When you run a Spark job:

  • Your machine, the Driver, gains interactive control of JVM (and Python) processes on cluster Worker machines. (Your local machine might host Worker processes when running in Local Mode).
  • Code from the Driver is transparently serialized (e.g. via cloudpickle) and sent as bytes to the Workers, who deserialize and execute the code. The Workers might send back results, or they might simply hold resulting data in Worker memory as a distributed dataset. (The Workers can also spill to local disk). The user’s library code (e.g. Java JARs and Python packages) can be torrented out to Workers through the SparkFiles API (and usage of this API can be automated using oarphpy).
  • Each Worker can independently read and write to a distributed datastore like AWS S3. This many-to-many strategy allows a job to achieve arbitrarily high levels of total I/O.
  • Workers can join and leave the cluster as one’s job is executing. When workers leave (or a task fails), Spark will automatically try to re-compute any lost results using the available Workers.
  • When dealing with input data that is already distributed (e.g. in Hadoop HDFS, Gluster, etc), Spark will use data locality information to try to co-locate computation with data. (This is a central feature of MapReduce: move computation to the data).
  • Above, we noted that Spark can transparently distribute user code (e.g. functions, classes, and libraries) with each job run. If one needs to distribute a dockerized runtime environment with user dependencies, Spark offers integration with Kubernetes, which will transparently distribute, cache docker images for, and set up dockerized Workers on a per-job basis. This feature provides one of the easiest and most robust solutions for scaling a complete runtime environment from a single machine to a cluster.
  • The overhead of Spark itself? Spark’s task execution latency adds mere milliseconds to network latency, and Spark serializes task results with the most efficient solution available (and for Python uses standard pickle and not cloudpickle). Spark carefully manages JVM memory, reserving some for user code and some for buffering intermediate results. (The user can tune these settings on a per-job basis).

Spark versus …

Beam

Beam seeks to be a software architecture that abstracts away the underlying execution of an ETL job. Beam focuses on streaming workflows where Hadoop was once the de-facto tool: crunching log files using custom Maps and Reduces. Beam offers a modern take and offers specialized support for streaming sources– e.g. logs straight from a webapp or Kafka cluster. Beam is a favorite among Google Cloud sales engineers (i.e. their auto-scaling Dataflow offering) and Google Research engineers who lack a Python-focused ETL tool due to Google’s internal deprecation of MapReduce (public examples: 1 2 ). Beam was first published as Google Dataflow.
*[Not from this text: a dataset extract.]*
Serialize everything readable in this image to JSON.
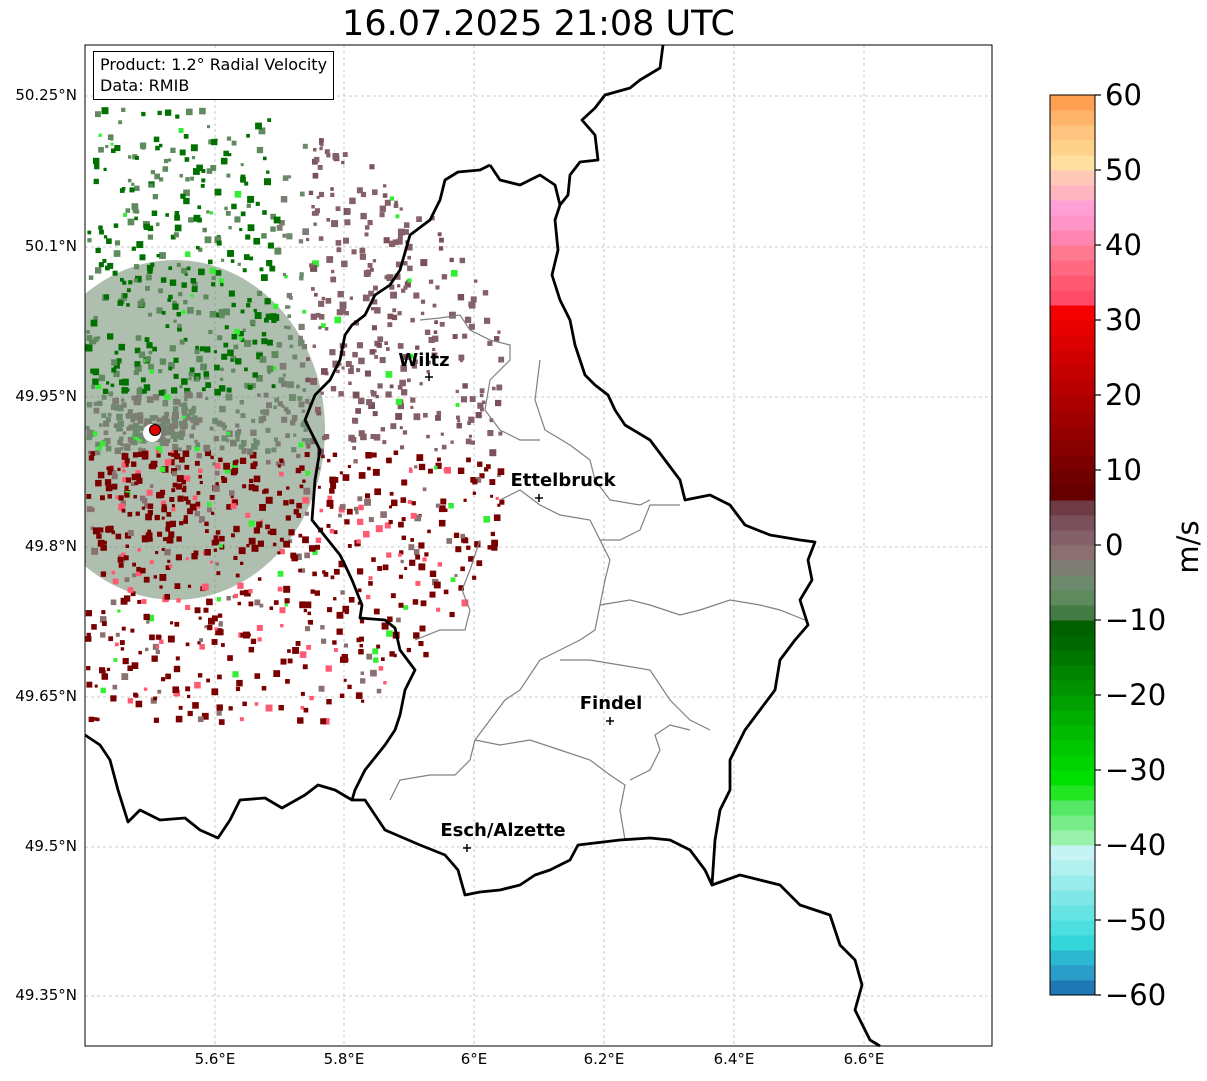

Beam offers a feature matrix to roughly compare it to others, including Spark. There are a number of factors that make Spark preferable to Beam for ETL.

Beam’s Interactivity is an Extra

To iteratively develop a Beam Pipeline in a notebook environment, Beam requires using a specialized Interactive Runner API. Cached data from partial execution, if any, is always spilled to disk and requires expensive text-based serialization. Unlike Spark Dataframes, Beam PCollections are incompatible with pandas.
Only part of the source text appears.